Fikih

Lembaga Amil Zakat Tak Boleh Semena-Mena Menentukan Besaran Haknya

3 Mins read

Lembaga Amil Zakat | Belakangan santer diberitakan di berbagai lini masa media, terkait isu penyalahgunaan dana operasional sebuah lembaga sosial. Diduga, penggunaannya tidak sesuai dengan peruntukkannya. Hal ini sontak menjadi headline dan juga topik diskusi yang menarik minat banyak pegiat. Terutama karena dikaitkan lembaga sosial tersebut erat hubungannya dengan agama Islam.

Akhirnya, semua fokus dan tertuju pada lembaga sosial atau lembaga filantropi Islam. Walaupun secara izin, operasional lembaga sosial yang dimaksud hanya memiliki izin pengumpulan uang dan barang di bawah Kementerian Sosial.

Hal ini akan berbeda dengan lembaga filantropi Islam yang bertugas untuk menghimpun dan mendayagunakan zakat, infak, sedekah, dan dana sosial keagamaan lainnya yang diatur dengan ketentuan perundang-undangan tersendiri.

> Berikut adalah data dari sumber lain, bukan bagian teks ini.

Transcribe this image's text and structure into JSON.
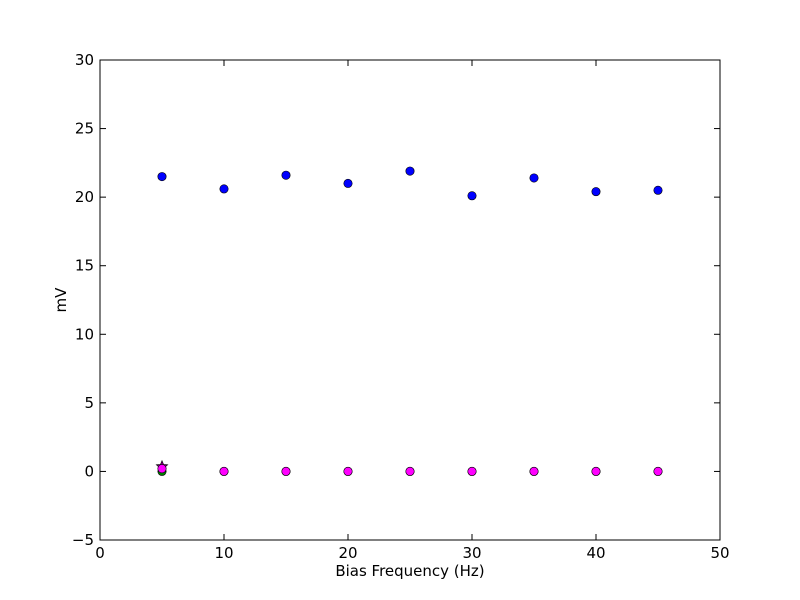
{
  "chart_data": {
    "type": "scatter",
    "xlabel": "Bias Frequency (Hz)",
    "ylabel": "mV",
    "xlim": [
      0,
      50
    ],
    "ylim": [
      -5,
      30
    ],
    "xticks": [
      "0",
      "10",
      "20",
      "30",
      "40",
      "50"
    ],
    "yticks": [
      "−5",
      "0",
      "5",
      "10",
      "15",
      "20",
      "25",
      "30"
    ],
    "grid": false,
    "legend": "none",
    "series": [
      {
        "color": "#0000ff",
        "marker": "circle",
        "x": [
          5,
          10,
          15,
          20,
          25,
          30,
          35,
          40,
          45
        ],
        "y": [
          21.5,
          20.6,
          21.6,
          21.0,
          21.9,
          20.1,
          21.4,
          20.4,
          20.5
        ]
      },
      {
        "color": "#008000",
        "marker": "circle",
        "x": [
          5,
          10,
          15,
          20,
          25,
          30,
          35,
          40,
          45
        ],
        "y": [
          0.0,
          0.0,
          0.0,
          0.0,
          0.0,
          0.0,
          0.0,
          0.0,
          0.0
        ]
      },
      {
        "color": "#800080",
        "marker": "star",
        "x": [
          5
        ],
        "y": [
          0.35
        ]
      },
      {
        "color": "#ff00ff",
        "marker": "circle",
        "x": [
          5,
          10,
          15,
          20,
          25,
          30,
          35,
          40,
          45
        ],
        "y": [
          0.2,
          0.0,
          0.0,
          0.0,
          0.0,
          0.0,
          0.0,
          0.0,
          0.0
        ]
      }
    ]
  }
}
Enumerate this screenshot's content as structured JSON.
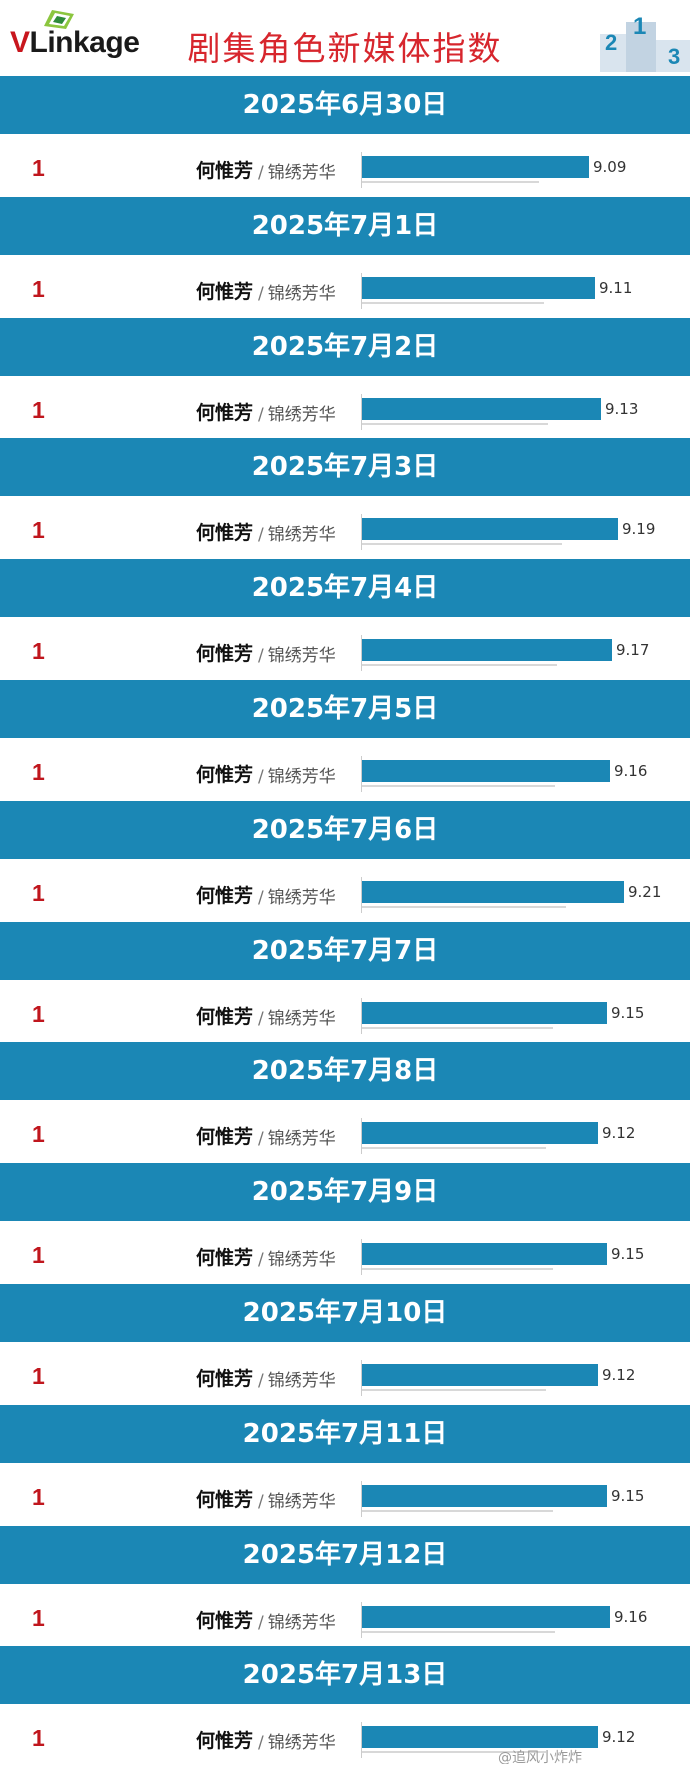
{
  "header": {
    "logo_v": "V",
    "logo_rest": "Linkage",
    "title": "剧集角色新媒体指数",
    "podium_digits": [
      "2",
      "1",
      "3"
    ]
  },
  "watermark": "@追风小炸炸",
  "colors": {
    "band": "#1b87b5",
    "bar": "#1b87b5",
    "rank": "#c0161d",
    "title": "#d7262d"
  },
  "chart_data": {
    "type": "bar",
    "title": "剧集角色新媒体指数",
    "orientation": "horizontal",
    "x_domain": [
      8.3,
      9.21
    ],
    "entries": [
      {
        "date": "2025年6月30日",
        "rank": "1",
        "name": "何惟芳",
        "show": "锦绣芳华",
        "value": 9.09
      },
      {
        "date": "2025年7月1日",
        "rank": "1",
        "name": "何惟芳",
        "show": "锦绣芳华",
        "value": 9.11
      },
      {
        "date": "2025年7月2日",
        "rank": "1",
        "name": "何惟芳",
        "show": "锦绣芳华",
        "value": 9.13
      },
      {
        "date": "2025年7月3日",
        "rank": "1",
        "name": "何惟芳",
        "show": "锦绣芳华",
        "value": 9.19
      },
      {
        "date": "2025年7月4日",
        "rank": "1",
        "name": "何惟芳",
        "show": "锦绣芳华",
        "value": 9.17
      },
      {
        "date": "2025年7月5日",
        "rank": "1",
        "name": "何惟芳",
        "show": "锦绣芳华",
        "value": 9.16
      },
      {
        "date": "2025年7月6日",
        "rank": "1",
        "name": "何惟芳",
        "show": "锦绣芳华",
        "value": 9.21
      },
      {
        "date": "2025年7月7日",
        "rank": "1",
        "name": "何惟芳",
        "show": "锦绣芳华",
        "value": 9.15
      },
      {
        "date": "2025年7月8日",
        "rank": "1",
        "name": "何惟芳",
        "show": "锦绣芳华",
        "value": 9.12
      },
      {
        "date": "2025年7月9日",
        "rank": "1",
        "name": "何惟芳",
        "show": "锦绣芳华",
        "value": 9.15
      },
      {
        "date": "2025年7月10日",
        "rank": "1",
        "name": "何惟芳",
        "show": "锦绣芳华",
        "value": 9.12
      },
      {
        "date": "2025年7月11日",
        "rank": "1",
        "name": "何惟芳",
        "show": "锦绣芳华",
        "value": 9.15
      },
      {
        "date": "2025年7月12日",
        "rank": "1",
        "name": "何惟芳",
        "show": "锦绣芳华",
        "value": 9.16
      },
      {
        "date": "2025年7月13日",
        "rank": "1",
        "name": "何惟芳",
        "show": "锦绣芳华",
        "value": 9.12
      }
    ]
  }
}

Indonesia secara resmi mengakui keberadaan dua jenis lembaga. Yaitu Badan Amil Zakat Nasional (BAZNAS) dan Lembaga Amil Zakat (LAZ) didasarkan pada Undang-Undang No 23 tahun 2011 tentang Pengelolaan Zakat. Kemudian, diimplementasikan melalui PP No 14 tahun 2014.

Hal ini sebagai penguat bahwa basis pengelolaan zakat harus dikelola oleh lembaga profesional yang memiliki kredibilitas dan integritas. Sehingga zakat, infak, dan sedekah (ZIS) memberikan kontribusi dalam mendukung setiap program pemberdayaan masyarakat untuk mengentaskan kemiskinan di seluruh pelosok negeri.

Berkaca pada sejarah panjang peradaban Islam, bahwasannya ZIS sejak zaman Rasulullah Saw telah dikelola secara baik oleh pengelola. Pengelol tersebut dikenal dengan sebutan amil zakat. Amil zakat sendiri telah disebutkan secara tersurat di dalam QS. At-Taubah ayat 60 sebagai berikut:

اِنَّمَا الصَّدَقٰتُ لِلْفُقَرَاۤءِ وَالْمَسٰكِيْنِ وَالْعَامِلِيْنَ عَلَيْهَا وَالْمُؤَلَّفَةِ قُلُوْبُهُمْ وَفِى الرِّقَابِ وَالْغَارِمِيْنَ وَفِيْ سَبِيْلِ اللّٰهِ وَابْنِ السَّبِيْلِۗ فَرِيْضَةً مِّنَ اللّٰهِ ۗوَاللّٰهُ عَلِيْمٌ حَكِيْمٌ

Sesungguhnya zakat itu hanyalah untuk orang-orang fakir, orang miskin, amil zakat, yang dilunakkan hatinya (mualaf), untuk (memerdekakan) hamba sahaya, untuk (membebaskan) orang yang berutang, untuk jalan Allah dan untuk orang yang sedang dalam perjalanan, sebagai kewajiban dari Allah. Allah Maha Mengetahui, Mahabijaksana.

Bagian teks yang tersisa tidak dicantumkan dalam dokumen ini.